WESTMINSTER, Md. — Pushing chunks of asphalt and concrete aside, Carroll County work crews fashioned a makeshift bridge along Trump Road within a matter of hours after it was washed out by the June storm, and residents say the work reflects their rush.
“One of the neighbor’s wheels slid off this weekend and he called me Saturday night in a panic and I’m like, ‘I can’t do anything about it. I know,’” said Lars Hviding.
Hviding says the narrow, makeshift bridge isn’t safe for the residents’ vehicles, much less fire trucks or ambulance, but for more than three months now, the county has held off on making more permanent repairs.
“We’ve got a lot of these roads that are private or common use, if you will, and before… as a good steward of taxpayer dollars, we put a structure in there, it’s our due diligence to insure that indeed does or does not belong to this county,” said County Commissioner Stephen Wantz.
“Historically, the federal government used to run what are referred to as postal routes. The federal government, then, created and maintained those areas of those roads,” added Public Works Deputy Director Douglas Brown.
While the county explores passing the buck, some residents say they’re losing business, unable to get their work trucks out, and risk losing far more.

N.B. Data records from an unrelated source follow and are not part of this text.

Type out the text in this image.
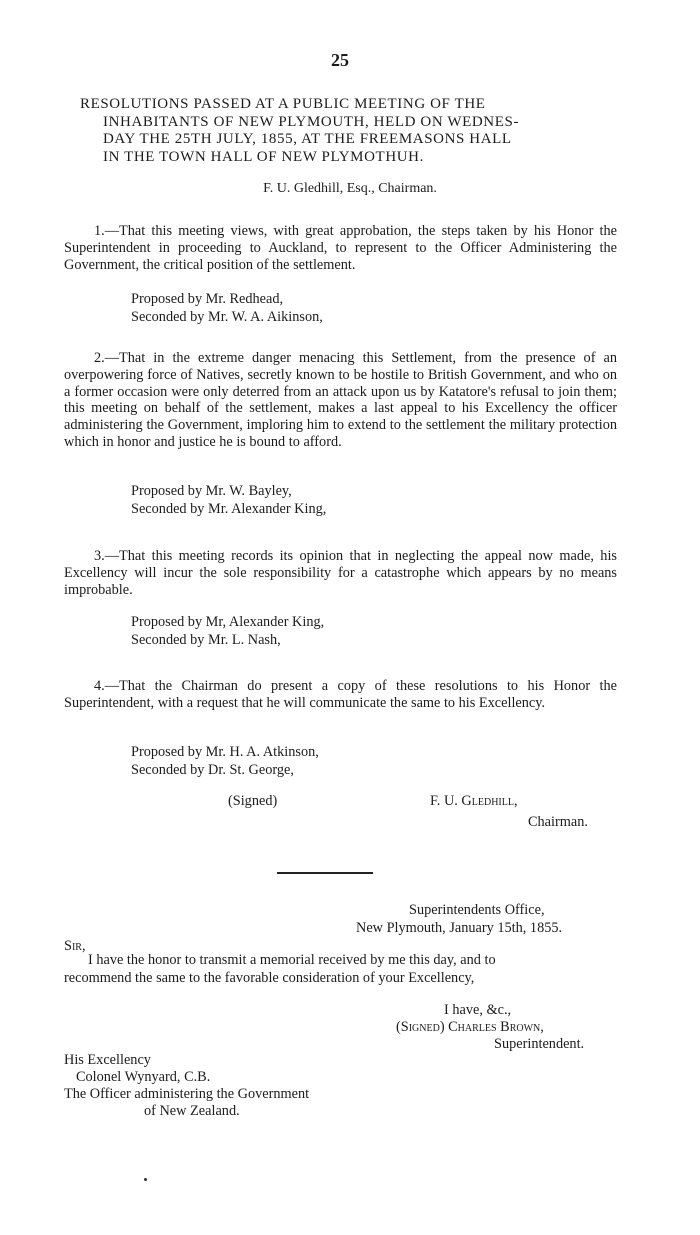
25
RESOLUTIONS PASSED AT A PUBLIC MEETING OF THE
INHABITANTS OF NEW PLYMOUTH, HELD ON WEDNES-
DAY THE 25TH JULY, 1855, AT THE FREEMASONS HALL
IN THE TOWN HALL OF NEW PLYMOTHUH.
F. U. Gledhill, Esq., Chairman.

1.—That this meeting views, with great approbation, the steps taken by his Honor the Superintendent in proceeding to Auckland, to represent to the Officer Administering the Government, the critical position of the settlement.

Proposed by Mr. Redhead,
Seconded by Mr. W. A. Aikinson,

2.—That in the extreme danger menacing this Settlement, from the presence of an overpowering force of Natives, secretly known to be hostile to British Government, and who on a former occasion were only deterred from an attack upon us by Katatore's refusal to join them; this meeting on behalf of the settlement, makes a last appeal to his Excellency the officer administering the Government, imploring him to extend to the settlement the military protection which in honor and justice he is bound to afford.

Proposed by Mr. W. Bayley,
Seconded by Mr. Alexander King,

3.—That this meeting records its opinion that in neglecting the appeal now made, his Excellency will incur the sole responsibility for a catastrophe which appears by no means improbable.

Proposed by Mr, Alexander King,
Seconded by Mr. L. Nash,

4.—That the Chairman do present a copy of these resolutions to his Honor the Superintendent, with a request that he will communicate the same to his Excellency.

Proposed by Mr. H. A. Atkinson,
Seconded by Dr. St. George,
(Signed)	F. U. Gledhill,
Chairman.
Superintendents Office,
New Plymouth, January 15th, 1855.
Sir,
I have the honor to transmit a memorial received by me this day, and to
recommend the same to the favorable consideration of your Excellency,
I have, &c.,
(Signed) Charles Brown,
Superintendent.
His Excellency
Colonel Wynyard, C.B.
The Officer administering the Government
of New Zealand.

“They’re trying to do everything they can to not do this repair,” said Ryan Bruckman. “And meanwhile, somebody is going to get hurt or killed going over the edge of this thing, not to mention if a house catches on fire or someone needs an ambulance and it can’t get there quick enough and somebody could die over this.”
Residents say they haven’t filed a lawsuit yet, but they’re prepared to take the county to court if it doesn’t do the right thing.